Home care should not be considered an easy option compared to institutional care. In fact, for most elderly people, it is the better option. Research evidence shows that older people recover better and manage their long-term conditions more effectively at home than in an institutional care setting.
Hospital Environments Carry Real Risks For Older Patients
When you consider that up to a third of elderly patients leaving a hospital will never fully recover their pre-admission functioning, it’s easier to see why seniors have good reasons to avoid going there in the first place. Recovery from major surgery or a severe flare-up of a chronic condition doesn’t end once the underlying issue has been treated. It’s a long road of physical therapy, coaching on how to work around new physical limitations, and helping to adapt the home environment to optimize mobility and independence for as long as possible. Hospitals can’t provide that. They’re designed to stabilize patients, not teach them how to thrive once they leave.
What the Readmission Data Actually Tells us
Readmission to the hospital is widely considered one of the major benchmarks for the effectiveness of any care pathway after acute events. Patients who were part of the H@H (Hospital at Home) program had a 70% reduced risk of being readmitted over the first 30 days. Similar to the broader outcomes application, superior home care with oversight delivers a fairly radical reduction in the stickiest of care failure points.

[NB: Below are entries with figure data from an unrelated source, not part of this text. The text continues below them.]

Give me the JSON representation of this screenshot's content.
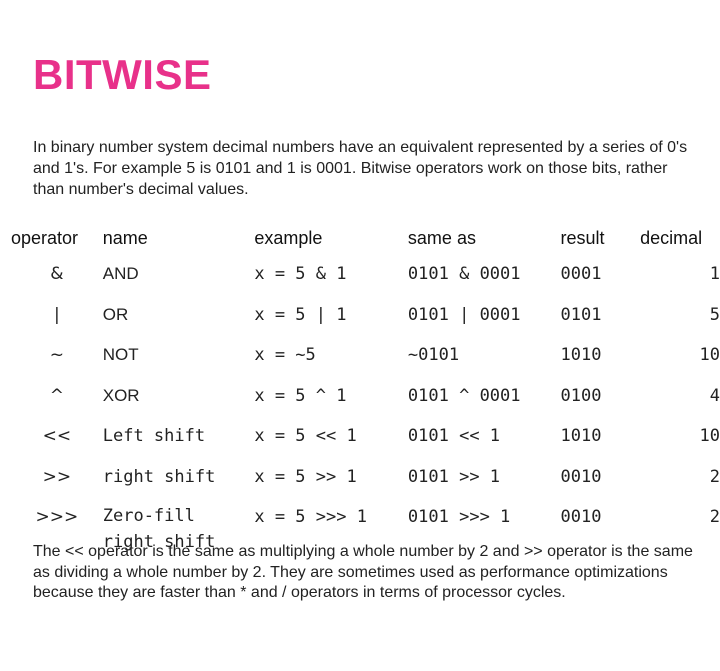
{
  "title": "BITWISE",
  "intro": "In binary number system decimal numbers have an equivalent represented by a series of 0's and 1's. For example 5 is 0101 and 1 is 0001. Bitwise operators work on those bits, rather than number's decimal values.",
  "table": {
    "headers": {
      "operator": "operator",
      "name": "name",
      "example": "example",
      "same_as": "same as",
      "result": "result",
      "decimal": "decimal"
    },
    "rows": [
      {
        "operator": "&",
        "name": "AND",
        "example": "x = 5 & 1",
        "same_as": "0101 & 0001",
        "result": "0001",
        "decimal": "1"
      },
      {
        "operator": "|",
        "name": "OR",
        "example": "x = 5 | 1",
        "same_as": "0101 | 0001",
        "result": "0101",
        "decimal": "5"
      },
      {
        "operator": "~",
        "name": "NOT",
        "example": "x = ~5",
        "same_as": "~0101",
        "result": "1010",
        "decimal": "10"
      },
      {
        "operator": "^",
        "name": "XOR",
        "example": "x = 5 ^ 1",
        "same_as": "0101 ^ 0001",
        "result": "0100",
        "decimal": "4"
      },
      {
        "operator": "<<",
        "name": "Left shift",
        "example": "x = 5 << 1",
        "same_as": "0101 << 1",
        "result": "1010",
        "decimal": "10"
      },
      {
        "operator": ">>",
        "name": "right shift",
        "example": "x = 5 >> 1",
        "same_as": "0101 >> 1",
        "result": "0010",
        "decimal": "2"
      },
      {
        "operator": ">>>",
        "name": "Zero-fill right shift",
        "example": "x = 5 >>> 1",
        "same_as": "0101 >>> 1",
        "result": "0010",
        "decimal": "2"
      }
    ]
  },
  "outro": "The << operator is the same as multiplying a whole number by 2  and >> operator is the same as dividing a whole number by 2.  They are sometimes used as performance optimizations because they are faster than * and / operators in terms of processor cycles.",
  "colors": {
    "title": "#e8318a",
    "text": "#222222",
    "background": "#ffffff"
  }
}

80% of all the penalties applied by Medicare to hospitals every year is because of preventable readmission. The 70% result in a 30-day readmit stands out as a radical improvement. Most marketing-to-chatbots style health tech can only really hope for an improvement of 15-25%. This one dwarfs that by two or three times. The reason H@H works so well is basically this, it defeats the fractured responsibility and communication curse connected with handing a sick aging loved one between acute care and outpatient and back.
The Home Environment as a Clinical Tool
During a home visit, a clinician may observe where medicine is stored, or find that it’s not stored at all because the patient is skipping doses to save money. They may observe how wheelchair-bound a patient becomes after walking through a grocery store for an hour with an improperly fitted prosthetic. Professional home care services offer alternative ways of measuring health conditions, and they can tell an astute clinician far more about a patient’s status than the medical record alone.
Mental Health Outcomes Aren’t Separate From Physical Ones
Isolation because of living arrangements causes a lot of invisible suffering among the elderly. Being separated from their community accelerates physical decline. Seniors with social support exercise more, eat better, maintain their hearing and vision, stay more mentally engaged, and even heal faster from injuries. They are more likely to report that their health is good, even when controlling for differences in actual health. The people in Blue Zones regions are healthier because they are less isolated.
A good in-home care model keeps the senior better connected to their home community, which is typically a big advantage over institutional care.
The best in-home care providers don’t just send a clinician to your house for an hour every couple of weeks. They use technology to always provide a route for the family and broader clinical team to monitor the plan, and they sit between the doctors and the family to create a clinical vision that they then enforce. They create and reinforce the plan in consultation with a doctor, giving just as much oversight as in an institutional setting.